I'm reminded of that famous quip attributed to Mao. A reporter asked the Great Helmsman what he though of the French Revolution. "It's too soon to tell," he responded. The history of media shows that it sometimes takes centuries for the implications of new forms of communication to work themselves out and reach a kind of equilibrium with the other institutions and values in a society. This was the case with writing and print. But I'm not sure that it will be the case with the Internet. Writing and print were quite different than the media that came before them, so they were disruptive (though they took a long time to disrupt). That's not really true of the Internet. It looks and acts a lot like a TV. What do you use a TV for? Mostly for news and entertainment. What do corporations use TV for? Mostly to sell you stuff. What do you use the Internet for? Mostly for news and entertainment, though you can also look things up and chat with friends. What do corporations use the Internet for? Mostly to sell you stuff, though they also use it to store and communicate data.
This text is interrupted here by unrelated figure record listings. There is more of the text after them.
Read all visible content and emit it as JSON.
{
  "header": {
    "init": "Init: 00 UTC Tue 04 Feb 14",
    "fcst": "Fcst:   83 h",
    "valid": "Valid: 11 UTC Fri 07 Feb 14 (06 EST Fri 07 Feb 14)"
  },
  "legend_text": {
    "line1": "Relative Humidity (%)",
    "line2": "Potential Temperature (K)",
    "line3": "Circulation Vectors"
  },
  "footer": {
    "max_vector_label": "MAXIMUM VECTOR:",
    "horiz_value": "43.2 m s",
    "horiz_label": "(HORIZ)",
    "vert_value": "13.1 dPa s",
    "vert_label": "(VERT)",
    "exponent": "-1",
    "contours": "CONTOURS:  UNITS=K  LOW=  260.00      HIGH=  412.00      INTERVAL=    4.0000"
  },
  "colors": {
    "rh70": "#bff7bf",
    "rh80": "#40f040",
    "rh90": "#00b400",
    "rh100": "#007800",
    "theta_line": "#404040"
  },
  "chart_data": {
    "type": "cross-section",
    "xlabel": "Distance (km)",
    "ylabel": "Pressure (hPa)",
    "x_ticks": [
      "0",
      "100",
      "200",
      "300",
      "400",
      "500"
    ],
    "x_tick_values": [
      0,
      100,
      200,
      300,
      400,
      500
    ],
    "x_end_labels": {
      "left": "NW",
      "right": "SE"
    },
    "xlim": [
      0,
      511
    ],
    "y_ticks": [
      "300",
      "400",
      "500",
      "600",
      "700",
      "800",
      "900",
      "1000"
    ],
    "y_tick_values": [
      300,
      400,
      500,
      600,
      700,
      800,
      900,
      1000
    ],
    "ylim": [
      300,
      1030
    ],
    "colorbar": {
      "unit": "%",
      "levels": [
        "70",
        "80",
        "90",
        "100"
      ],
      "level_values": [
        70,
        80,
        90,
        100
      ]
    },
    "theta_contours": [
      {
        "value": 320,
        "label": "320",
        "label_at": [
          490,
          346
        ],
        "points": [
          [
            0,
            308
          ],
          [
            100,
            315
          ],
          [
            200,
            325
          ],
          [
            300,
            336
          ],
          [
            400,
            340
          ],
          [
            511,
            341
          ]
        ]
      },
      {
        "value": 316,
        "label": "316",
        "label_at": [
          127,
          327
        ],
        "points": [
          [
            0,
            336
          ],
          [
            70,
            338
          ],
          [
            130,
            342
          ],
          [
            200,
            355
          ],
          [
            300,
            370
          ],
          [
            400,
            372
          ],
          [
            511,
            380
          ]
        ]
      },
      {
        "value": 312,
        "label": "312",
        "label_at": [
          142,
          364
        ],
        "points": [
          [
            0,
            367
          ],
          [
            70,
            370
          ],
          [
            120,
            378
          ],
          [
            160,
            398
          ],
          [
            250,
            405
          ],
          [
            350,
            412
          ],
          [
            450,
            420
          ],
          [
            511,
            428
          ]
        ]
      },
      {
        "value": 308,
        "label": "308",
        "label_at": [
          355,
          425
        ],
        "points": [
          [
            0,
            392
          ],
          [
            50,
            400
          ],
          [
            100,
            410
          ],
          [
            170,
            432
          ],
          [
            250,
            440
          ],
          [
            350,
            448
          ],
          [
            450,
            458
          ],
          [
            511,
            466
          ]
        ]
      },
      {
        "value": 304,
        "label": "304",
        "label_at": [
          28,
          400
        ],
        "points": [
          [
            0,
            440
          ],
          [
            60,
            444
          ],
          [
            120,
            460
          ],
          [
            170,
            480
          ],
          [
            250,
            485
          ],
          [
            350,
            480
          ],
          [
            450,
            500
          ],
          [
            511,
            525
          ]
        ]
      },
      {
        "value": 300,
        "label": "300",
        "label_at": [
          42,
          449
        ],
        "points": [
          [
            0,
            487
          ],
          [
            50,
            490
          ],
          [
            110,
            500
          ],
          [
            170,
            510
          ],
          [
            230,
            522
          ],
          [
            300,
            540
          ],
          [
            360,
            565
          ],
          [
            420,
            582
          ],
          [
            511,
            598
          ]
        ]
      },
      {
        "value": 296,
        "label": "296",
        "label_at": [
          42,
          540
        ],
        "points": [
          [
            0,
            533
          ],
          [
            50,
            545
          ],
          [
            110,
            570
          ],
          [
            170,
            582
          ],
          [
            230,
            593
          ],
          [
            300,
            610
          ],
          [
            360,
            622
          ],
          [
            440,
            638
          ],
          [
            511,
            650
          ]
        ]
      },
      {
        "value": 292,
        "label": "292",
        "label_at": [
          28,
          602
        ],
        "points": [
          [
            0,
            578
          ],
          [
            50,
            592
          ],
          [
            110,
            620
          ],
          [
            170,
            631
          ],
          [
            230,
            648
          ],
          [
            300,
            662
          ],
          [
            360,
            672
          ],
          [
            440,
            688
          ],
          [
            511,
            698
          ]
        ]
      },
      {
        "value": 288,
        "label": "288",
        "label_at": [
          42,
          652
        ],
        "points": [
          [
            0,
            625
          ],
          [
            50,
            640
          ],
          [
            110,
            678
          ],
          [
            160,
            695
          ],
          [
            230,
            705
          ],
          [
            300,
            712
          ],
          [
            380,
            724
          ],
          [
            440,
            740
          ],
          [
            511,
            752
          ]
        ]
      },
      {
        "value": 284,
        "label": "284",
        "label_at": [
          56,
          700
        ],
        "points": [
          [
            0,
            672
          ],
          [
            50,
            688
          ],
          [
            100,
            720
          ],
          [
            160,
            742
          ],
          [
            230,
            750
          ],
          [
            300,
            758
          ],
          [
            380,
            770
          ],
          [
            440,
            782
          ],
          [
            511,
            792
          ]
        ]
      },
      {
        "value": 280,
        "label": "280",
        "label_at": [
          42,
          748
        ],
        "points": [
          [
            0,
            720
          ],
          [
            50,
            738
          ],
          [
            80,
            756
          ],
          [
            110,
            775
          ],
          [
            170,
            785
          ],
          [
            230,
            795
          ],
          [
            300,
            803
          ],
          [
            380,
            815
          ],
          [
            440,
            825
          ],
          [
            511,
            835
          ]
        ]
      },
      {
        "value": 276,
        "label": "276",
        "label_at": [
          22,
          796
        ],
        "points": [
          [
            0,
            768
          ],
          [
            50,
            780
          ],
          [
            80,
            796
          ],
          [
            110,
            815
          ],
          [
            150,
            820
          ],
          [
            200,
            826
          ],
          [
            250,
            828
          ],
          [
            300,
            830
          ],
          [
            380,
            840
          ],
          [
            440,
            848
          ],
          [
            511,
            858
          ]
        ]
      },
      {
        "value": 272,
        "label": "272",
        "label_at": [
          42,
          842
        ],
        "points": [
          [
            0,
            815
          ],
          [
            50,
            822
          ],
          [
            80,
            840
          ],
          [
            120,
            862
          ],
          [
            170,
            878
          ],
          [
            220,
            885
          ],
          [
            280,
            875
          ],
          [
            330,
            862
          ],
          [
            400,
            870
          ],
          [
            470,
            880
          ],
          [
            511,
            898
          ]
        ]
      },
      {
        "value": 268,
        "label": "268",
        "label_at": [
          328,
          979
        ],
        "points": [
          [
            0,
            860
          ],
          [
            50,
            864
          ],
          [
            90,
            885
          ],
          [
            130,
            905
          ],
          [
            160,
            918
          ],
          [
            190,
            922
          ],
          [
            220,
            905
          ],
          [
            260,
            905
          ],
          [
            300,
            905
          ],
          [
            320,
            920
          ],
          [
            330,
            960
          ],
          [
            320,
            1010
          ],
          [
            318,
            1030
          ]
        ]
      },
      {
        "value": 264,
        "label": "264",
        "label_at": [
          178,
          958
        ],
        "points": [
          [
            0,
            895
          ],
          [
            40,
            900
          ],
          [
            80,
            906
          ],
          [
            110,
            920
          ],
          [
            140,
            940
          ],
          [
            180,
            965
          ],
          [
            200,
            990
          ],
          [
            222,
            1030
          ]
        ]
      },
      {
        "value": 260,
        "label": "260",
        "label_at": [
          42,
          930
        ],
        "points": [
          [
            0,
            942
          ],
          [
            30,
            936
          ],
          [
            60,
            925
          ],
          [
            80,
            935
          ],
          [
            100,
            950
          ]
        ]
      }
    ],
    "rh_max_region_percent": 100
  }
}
Nothing really set the stage for the reception of writing and (mass) print; TV set the stage the Internet, at least in the Free World.

4) You think that Internet won't change everything but don't you think that Obama wouldn't be president if Internet had not been existed now?

No. The reason Obama was elected has much more to do with the two-party system than the Internet. Nothing about the Internet favors Republicans or Democrats. Internet or no, a Republican or Democrat is going to occupy the White House. This time it was a Democrat; next time (some next time) it will be a Republican. The Internet won't change that, at least anytime soon.

5) What do you think about sociologists like Manuel Castells who built an entire theory around network society (a kind of Internet-society)?

I don't really like the the phrase "network society." It's redundant. All human groups ("societies") of whatever size, shape or purpose are made of networks, that is, non-random (structured) links between people. What's interesting to me is that different media technologies enable people to create different kinds (sizes, shapes, purposes) of networks. Speech makes speech networks, writing makes writing networks, print makes print networks, audiovisual media (TV and the like) make A/V networks, and the Internet makes Internet networks. Once writing was invented, none of these media-enabled networks was "pure," that is, existed in isolation from other media (and here I mean in place with writing). The first writing network was really a speech + writing network; the first print network was a speech + writing + print network; and so on. Today we in the developed world live in a speech + writing + print + A/V + Internet network. This being so, it doesn't seem sensible to speak of "Internet society," for there is no such thing. There is an Internet network, structured by the capacities of the Internet medium. But it's embedded in other, earlier media. Because it's embedded, it's hard to study the internet network in isolation. It's not impossible, though, and sociologist like Castells are doing their best.